Spare might not be the first surrealist or the first pop artist, but some of his work is weirdly, irreducibly original. His attempts to "visualise sensation" with fleshly, ugly-bugly figures around 1910 are unlike anything else in Edwardian art, and his self-portraits "as" others in the 20s and 30s – as Hitler, as Christ, and as a woman – look forward to the work of Cindy Sherman and the Japanese artist Yasumasa Morimura, who has depicted himself as Chairman Mao, Hitler, and a Pre-Rapahalite maiden. Spare's sexually graphic self-as-woman pictures couldn't legally be displayed in their day, and they were quietly owned by EM Forster.

However notable some of Spare's art might be, his memory has been kept alive for many years more by cultists than art lovers. He was influenced by the supernatural currents of his early youth, including theosophy and spiritualism, and he was briefly an associate of Aleister Crowley, the self-styled Beast 666, before they fell out. Spare's innovative approach to magic was a brilliantly self-educated attempt to manipulate his own unconscious, giving his wishes the demonic power of complexes and neuroses and nurturing them into psychic entities, like the old-style idea of familiar spirits. How successful this was in merely mundane and worldly terms can be judged from the fact that a magazine article of the 40s could treat Spare as a human-interest story about a starving artist; a woman in South Africa posted him a tin of pineapple after reading it, and closer to home someone in Streatham sent him some tinned salmon.

It was this same article that brought Spare to the attention of Steffi and Kenneth Grant, and it was in the writings of the late Kenneth Grant, who died this January, that Spare was reinvented as a dark sorcerer, seduced and initiated in childhood by an elderly witch in Kennington. Grant preserved and magnified Spare's own tendency to confabulation, giving him the starring role in stories further influenced by Grant's own reading of visionary and pulp writers such as Arthur Machen, HP Lovecaft, and Fu Manchu creator Sax Rohmer. Grant's Spare seems to inhabit a parallel London; a city with an alchemist in Islington, a mysterious Chinese dream-control cult in Stockwell, and a small shop with a labyrinthine basement complex, its grottoes decorated by Spare, where a magical lodge holds meetings. This shop – then a furrier, now an Islamic bookshop, near Baker Street – really existed, and part of the fascination of Grant's version of Spare's London is its misty overlap with reality.

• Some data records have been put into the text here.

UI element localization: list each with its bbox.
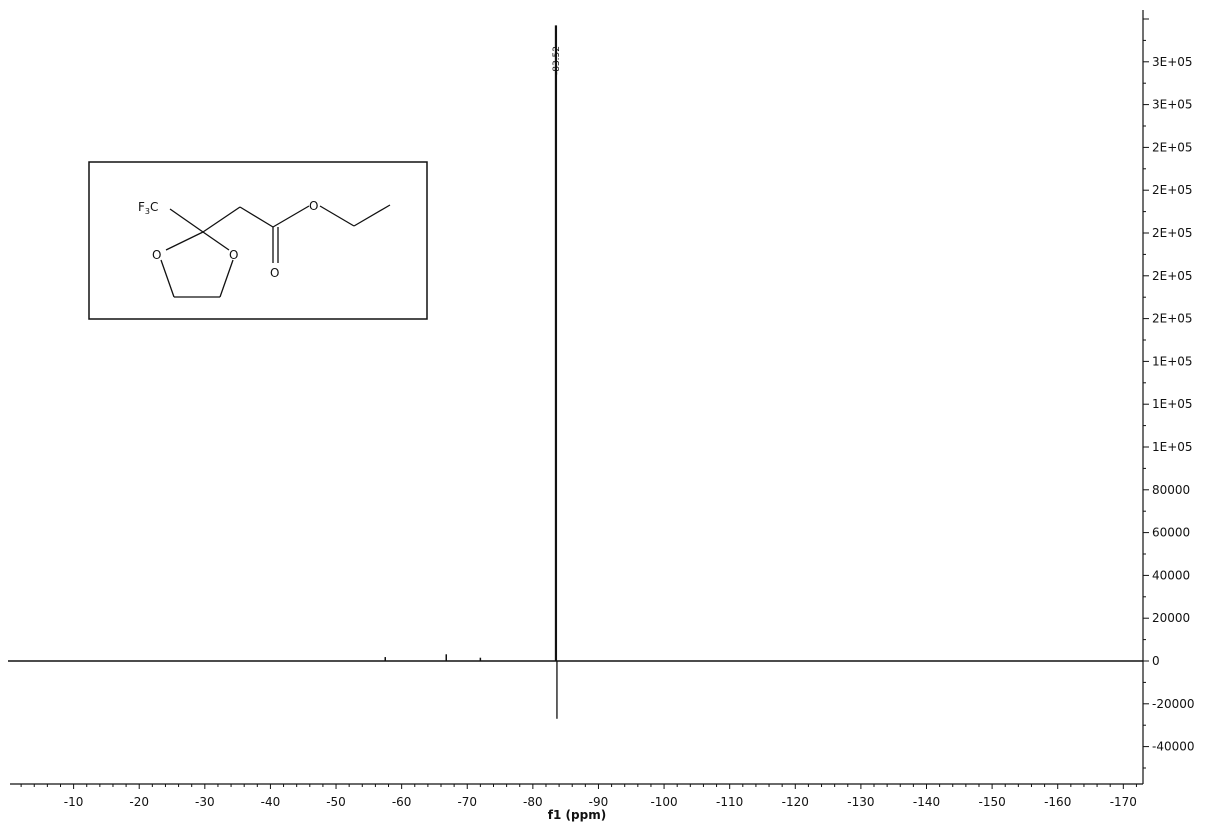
x-tick-label: -20 [129, 795, 149, 809]
cf3-label-subscript: 3 [145, 207, 150, 216]
x-axis-title: f1 (ppm) [548, 808, 606, 822]
y-tick-label: 3E+05 [1152, 55, 1193, 69]
x-tick-label: -90 [589, 795, 609, 809]
ester-oxygen: O [309, 199, 318, 213]
x-tick-label: -130 [847, 795, 874, 809]
y-tick-label: -20000 [1152, 697, 1195, 711]
ring-oxygen-right: O [229, 248, 238, 262]
y-tick-label: -40000 [1152, 740, 1195, 754]
x-tick-label: -60 [392, 795, 412, 809]
x-tick-label: -70 [457, 795, 477, 809]
x-tick-label: -170 [1110, 795, 1137, 809]
ring-oxygen-left: O [152, 248, 161, 262]
y-tick-label: 1E+05 [1152, 440, 1193, 454]
x-axis: -10 -20 -30 -40 -50 -60 -70 -80 -90 -100 -110 -120 -… [10, 783, 1143, 809]
y-tick-label: 2E+05 [1152, 183, 1193, 197]
x-tick-label: -80 [523, 795, 543, 809]
y-tick-label: 40000 [1152, 568, 1190, 582]
x-tick-label: -100 [650, 795, 677, 809]
y-tick-label: 2E+05 [1152, 140, 1193, 154]
cf3-label-f: F [138, 200, 145, 214]
y-tick-label: 2E+05 [1152, 312, 1193, 326]
y-tick-label: 3E+05 [1152, 98, 1193, 112]
x-tick-label: -160 [1044, 795, 1071, 809]
x-tick-label: -120 [782, 795, 809, 809]
cf3-label: F3C [138, 200, 158, 216]
cf3-label-c: C [150, 200, 158, 214]
y-tick-label: 2E+05 [1152, 226, 1193, 240]
x-tick-label: -50 [326, 795, 346, 809]
structure-inset: F3C O O O O [88, 161, 428, 320]
structure-bonds [160, 204, 391, 298]
x-tick-label: -110 [716, 795, 743, 809]
x-tick-label: -140 [913, 795, 940, 809]
y-tick-label: 0 [1152, 654, 1160, 668]
x-tick-label: -150 [978, 795, 1005, 809]
structure-frame [88, 161, 428, 320]
x-tick-label: -40 [261, 795, 281, 809]
peak-labels: -83.52 [552, 46, 562, 75]
carbonyl-oxygen: O [270, 266, 279, 280]
y-tick-label: 80000 [1152, 483, 1190, 497]
y-tick-label: 20000 [1152, 611, 1190, 625]
y-tick-label: 1E+05 [1152, 354, 1193, 368]
y-axis: -40000 -20000 0 20000 40000 60000 80000 1E+05 1E… [1142, 10, 1195, 784]
peak-label: -83.52 [552, 46, 562, 75]
x-tick-label: -30 [195, 795, 215, 809]
y-tick-label: 2E+05 [1152, 269, 1193, 283]
y-tick-label: 60000 [1152, 526, 1190, 540]
x-tick-label: -10 [64, 795, 84, 809]
spectrum-layer [8, 25, 1143, 719]
y-tick-label: 1E+05 [1152, 397, 1193, 411]
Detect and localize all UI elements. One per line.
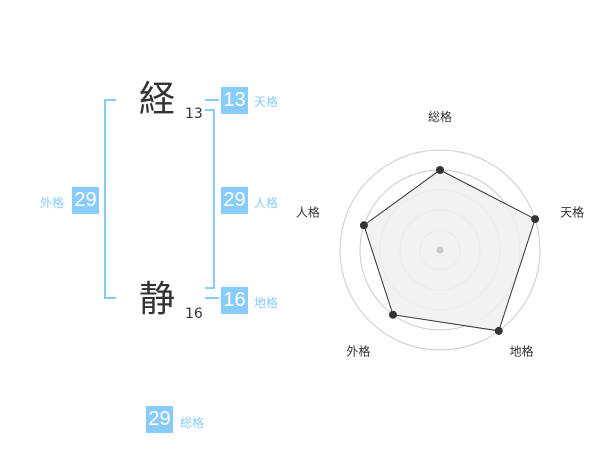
radar-axis-label: 総格 <box>428 109 452 124</box>
gaikaku-value: 29 <box>72 187 99 214</box>
tenkaku-value: 13 <box>221 87 248 114</box>
chikaku-label: 地格 <box>254 296 279 310</box>
tenkaku-connector <box>205 99 219 101</box>
radar-axis-label: 天格 <box>560 205 584 220</box>
radar-ring <box>339 149 541 351</box>
name-char-2: 静 <box>139 279 176 320</box>
jinkaku-label: 人格 <box>254 196 279 210</box>
bracket-stub <box>104 99 116 101</box>
radar-point <box>494 326 503 335</box>
chikaku-connector <box>205 297 219 299</box>
soukaku-value: 29 <box>146 406 173 433</box>
bracket-stub <box>205 109 215 111</box>
bracket-stub <box>104 297 116 299</box>
jinkaku-bracket <box>213 109 215 289</box>
radar-point <box>531 215 540 224</box>
radar-axis-label: 人格 <box>296 205 320 220</box>
radar-point <box>436 166 444 174</box>
gaikaku-label: 外格 <box>40 196 65 210</box>
gaikaku-bracket <box>104 99 106 299</box>
radar-area <box>363 169 536 332</box>
chikaku-value: 16 <box>221 287 248 314</box>
bracket-stub <box>205 287 215 289</box>
radar-axis-label: 外格 <box>346 343 370 358</box>
radar-center <box>436 246 444 254</box>
radar-point <box>359 221 368 230</box>
tenkaku-label: 天格 <box>254 95 279 109</box>
radar-point <box>388 310 397 319</box>
name-char-2-strokes: 16 <box>185 306 203 322</box>
name-char-1: 経 <box>139 79 176 120</box>
jinkaku-value: 29 <box>221 187 248 214</box>
soukaku-label: 総格 <box>180 416 205 430</box>
name-char-1-strokes: 13 <box>185 106 203 122</box>
radar-axis-label: 地格 <box>510 343 534 358</box>
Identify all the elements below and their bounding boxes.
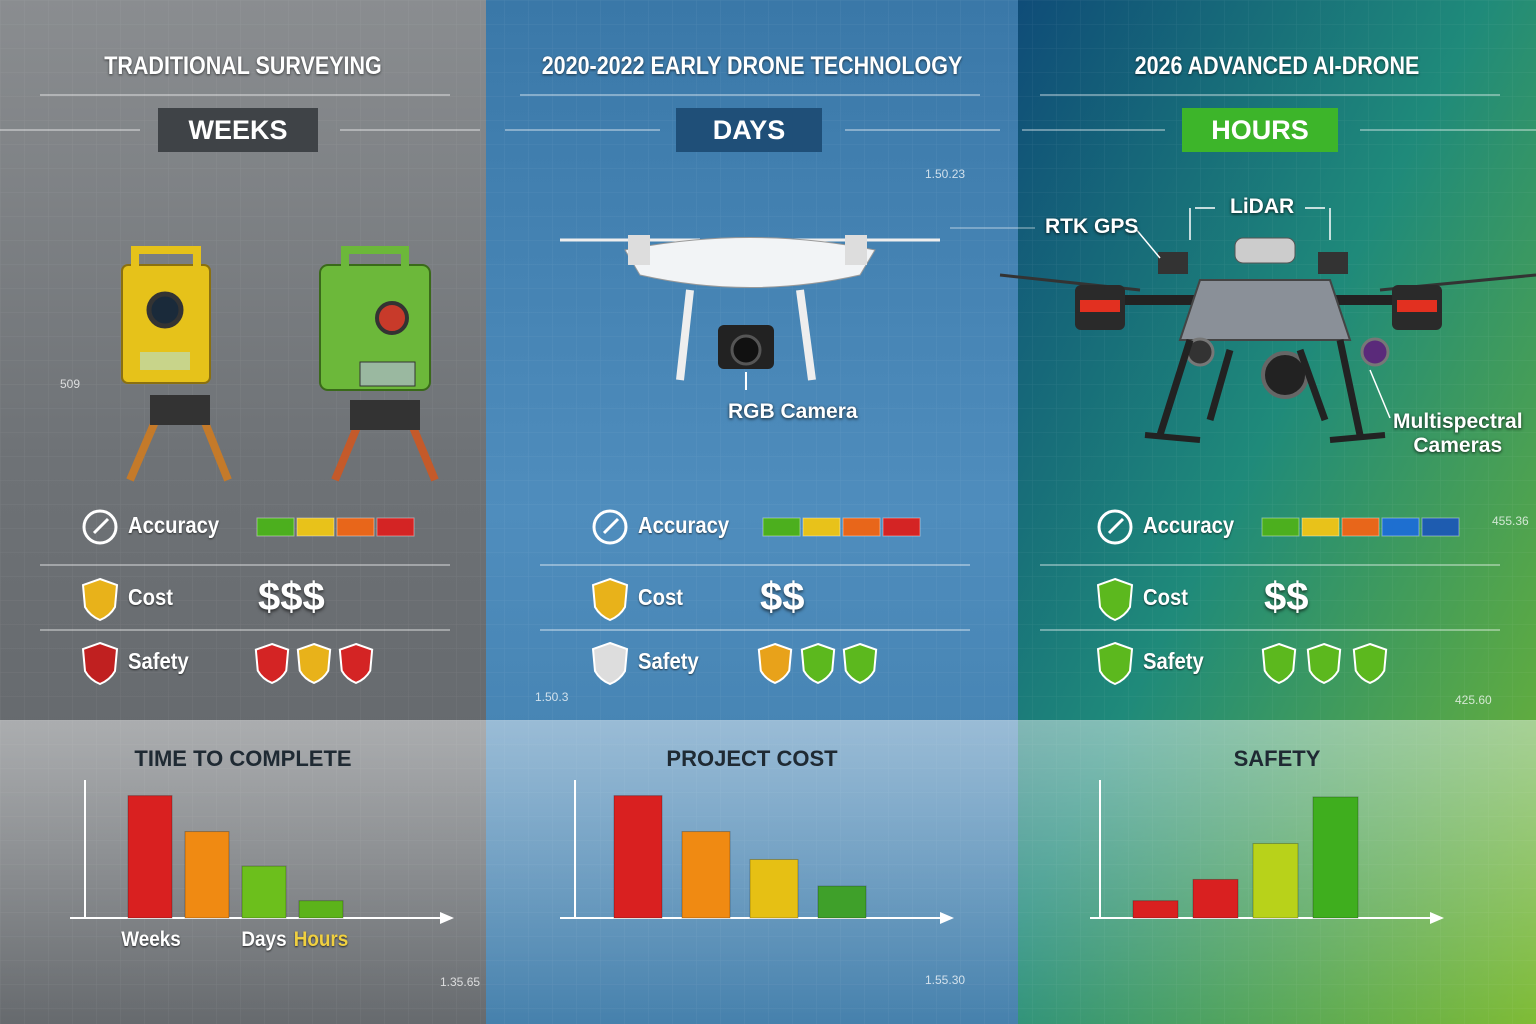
drone-ai	[950, 207, 1536, 443]
accuracy-segment	[336, 517, 375, 537]
accuracy-needle	[92, 517, 110, 535]
safety-shield	[800, 642, 836, 685]
metric-label: Safety	[128, 648, 189, 674]
column-title: 2026 ADVANCED AI-DRONE	[1134, 52, 1420, 80]
safety-icon	[1096, 641, 1134, 686]
accuracy-segment	[882, 517, 921, 537]
cost-value: $$	[760, 575, 805, 619]
metric-label: Safety	[1143, 648, 1204, 674]
accuracy-needle	[602, 517, 620, 535]
badge-bg	[1182, 108, 1338, 152]
x-axis-arrow	[1430, 912, 1444, 924]
callout: RGB Camera	[728, 400, 858, 423]
chart-title: PROJECT COST	[666, 746, 838, 771]
badge: WEEKS	[188, 115, 288, 145]
cost-icon	[81, 577, 119, 622]
x-tick-label: Days	[241, 928, 287, 951]
x-tick-label: Hours	[293, 928, 349, 951]
total-station-yellow	[121, 246, 232, 482]
annotation: 1.50.3	[535, 690, 569, 704]
safety-shield	[757, 642, 793, 685]
badge: HOURS	[1211, 115, 1309, 145]
annotation: 509	[60, 377, 81, 391]
column-title: TRADITIONAL SURVEYING	[104, 52, 382, 80]
bar	[298, 900, 344, 919]
metric-label: Cost	[128, 584, 173, 610]
bar	[1132, 900, 1179, 919]
safety-shield	[254, 642, 290, 685]
accuracy-segment	[296, 517, 335, 537]
cost-value: $$	[1264, 575, 1309, 619]
accuracy-segment	[256, 517, 295, 537]
accuracy-segment	[762, 517, 801, 537]
safety-icon	[591, 641, 629, 686]
callout: LiDAR	[1230, 195, 1295, 218]
cost-value: $$$	[258, 575, 325, 619]
bar	[184, 831, 230, 919]
accuracy-segment	[376, 517, 415, 537]
annotation: 1.35.65	[440, 975, 481, 989]
bar	[613, 795, 663, 919]
marks	[70, 108, 1460, 924]
annotation: 425.60	[1455, 693, 1492, 707]
safety-shield	[1352, 642, 1388, 685]
x-tick-label: Weeks	[121, 928, 181, 951]
bar	[817, 885, 867, 919]
badge-bg	[676, 108, 822, 152]
x-axis-arrow	[440, 912, 454, 924]
x-axis-arrow	[940, 912, 954, 924]
safety-icon	[81, 641, 119, 686]
metric-label: Safety	[638, 648, 699, 674]
bar	[681, 831, 731, 919]
chart-title: TIME TO COMPLETE	[134, 746, 352, 771]
cost-icon	[591, 577, 629, 622]
accuracy-segment	[1261, 517, 1300, 537]
badge-bg	[158, 108, 318, 152]
callout: RTK GPS	[1045, 215, 1139, 238]
bar	[1252, 843, 1299, 919]
drone-rgb	[560, 235, 940, 390]
annotation: 1.55.30	[925, 973, 966, 987]
chart-title: SAFETY	[1233, 746, 1321, 771]
bar	[1192, 878, 1239, 919]
bar	[241, 865, 287, 919]
safety-shield	[1306, 642, 1342, 685]
accuracy-icon	[1097, 509, 1133, 545]
annotation: 1.50.23	[925, 167, 966, 181]
metric-label: Cost	[638, 584, 683, 610]
bar	[1312, 796, 1359, 919]
safety-shield	[842, 642, 878, 685]
safety-shield	[1261, 642, 1297, 685]
badge: DAYS	[712, 115, 786, 145]
accuracy-icon	[592, 509, 628, 545]
accuracy-segment	[1421, 517, 1460, 537]
metric-label: Accuracy	[638, 512, 730, 538]
accuracy-segment	[1381, 517, 1420, 537]
accuracy-icon	[82, 509, 118, 545]
accuracy-segment	[842, 517, 881, 537]
metric-label: Accuracy	[128, 512, 220, 538]
accuracy-segment	[1301, 517, 1340, 537]
annotation: 455.36	[1492, 514, 1529, 528]
metric-label: Cost	[1143, 584, 1188, 610]
bar	[749, 858, 799, 919]
cost-icon	[1096, 577, 1134, 622]
column-title: 2020-2022 EARLY DRONE TECHNOLOGY	[541, 52, 963, 80]
safety-shield	[296, 642, 332, 685]
metric-label: Accuracy	[1143, 512, 1235, 538]
total-station-green	[319, 246, 439, 482]
bar	[127, 795, 173, 919]
accuracy-segment	[1341, 517, 1380, 537]
safety-shield	[338, 642, 374, 685]
accuracy-segment	[802, 517, 841, 537]
callout: Multispectral Cameras	[1393, 410, 1523, 457]
accuracy-needle	[1107, 517, 1125, 535]
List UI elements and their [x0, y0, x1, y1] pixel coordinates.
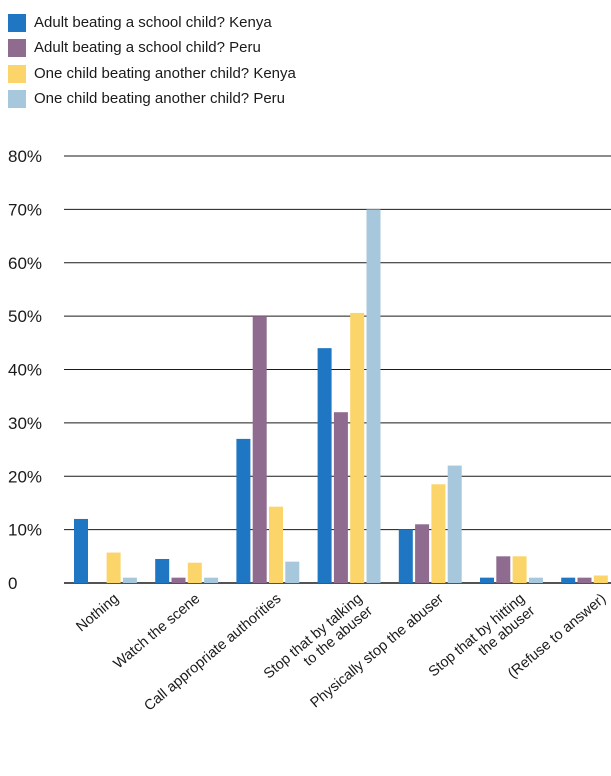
y-tick-label: 70%: [8, 200, 42, 219]
bar: [187, 562, 202, 583]
y-tick-label: 0: [8, 574, 17, 593]
x-tick-label: Nothing: [73, 591, 122, 635]
y-tick-label: 80%: [8, 147, 42, 166]
legend-item-peru-adult: Adult beating a school child? Peru: [8, 36, 296, 62]
chart-legend: Adult beating a school child? Kenya Adul…: [8, 10, 296, 112]
bar: [577, 577, 592, 583]
bar: [236, 438, 251, 583]
bar: [74, 518, 88, 583]
bars: [74, 209, 608, 583]
legend-item-kenya-adult: Adult beating a school child? Kenya: [8, 10, 296, 36]
legend-swatch: [8, 90, 26, 109]
bar: [155, 558, 170, 583]
bar: [366, 209, 381, 583]
bar: [333, 412, 348, 583]
bar: [447, 465, 462, 583]
bar: [415, 524, 430, 583]
bar: [512, 556, 527, 583]
y-tick-label: 40%: [8, 361, 42, 380]
y-tick-label: 30%: [8, 414, 42, 433]
bar: [269, 506, 283, 583]
y-tick-label: 20%: [8, 467, 42, 486]
bar: [204, 577, 219, 583]
bar: [480, 577, 494, 583]
legend-label: One child beating another child? Kenya: [34, 64, 296, 82]
y-axis-ticks: 0 10% 20% 30% 40% 50% 60% 70% 80%: [8, 147, 42, 593]
x-tick-label: Call appropriate authorities: [141, 591, 284, 715]
bar: [171, 577, 186, 583]
bar: [285, 561, 300, 583]
y-tick-label: 50%: [8, 307, 42, 326]
bar: [528, 577, 543, 583]
legend-item-peru-child: One child beating another child? Peru: [8, 87, 296, 113]
bar: [122, 577, 137, 583]
bar: [593, 575, 608, 583]
x-tick-label: Watch the scene: [111, 591, 204, 672]
legend-label: Adult beating a school child? Kenya: [34, 13, 272, 31]
legend-label: Adult beating a school child? Peru: [34, 39, 261, 57]
bar: [252, 316, 267, 583]
legend-swatch: [8, 39, 26, 58]
bar: [431, 484, 446, 583]
bar: [106, 552, 121, 583]
y-tick-label: 60%: [8, 254, 42, 273]
legend-swatch: [8, 13, 26, 32]
bar: [561, 577, 576, 583]
bar: [398, 529, 413, 583]
legend-label: One child beating another child? Peru: [34, 90, 286, 108]
legend-swatch: [8, 64, 26, 83]
y-tick-label: 10%: [8, 521, 42, 540]
bar: [496, 556, 511, 583]
legend-item-kenya-child: One child beating another child? Kenya: [8, 61, 296, 87]
bar: [350, 312, 365, 583]
bar: [317, 348, 332, 583]
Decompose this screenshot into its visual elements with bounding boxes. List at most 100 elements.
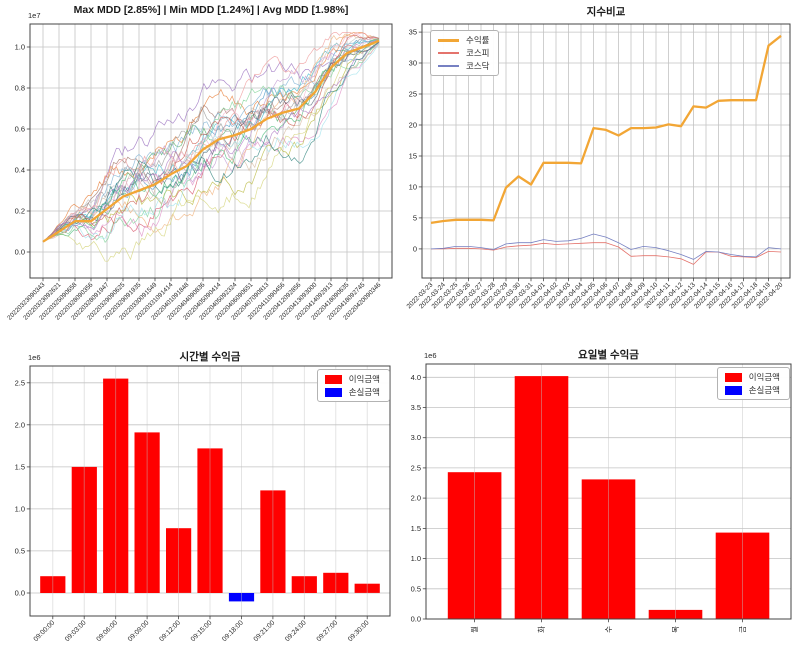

Anyone old enough to remember watching ITV in the early 1970s, with Benny Hill and On the Buses, has probably seen a Spare picture without knowing it: a sinister satyr face flashed up on screen in an advert for the "Buy part one, get part two free" magazine, Man Myth and Magic (available every Thursday from your newsagent at four shillings) with which Grant was involved. He had also made a doubly arcane appearance on late 60s psychedelic vinyl when a little-known band called Bulldog Breed (not to be confused with any later bands of the same name) recorded a track about him.

Since then Spare has been taken up by graphic novelists and experimental musicians, and it looks as if his art is finally gaining wider recognition outside the occult ghetto. A Spare exhibition late last year at the Cuming Museum in south London was so popular – helped by a piece on the BBC's Culture Show – that timed admission had to be introduced, and there is a further documentary in the offing later this year. The serious recognition that largely eluded him in life seems to be coming at last. At the very least, he deserves to be recognised as part of what Peter Ackroyd has described as the "Cockney visionary tradition". In the words of one of his obituaries ("Strange and Gentle Genius Dies" in the Evening News), "You have probably never heard of Austin Osman Spare. But his should have been a famous name."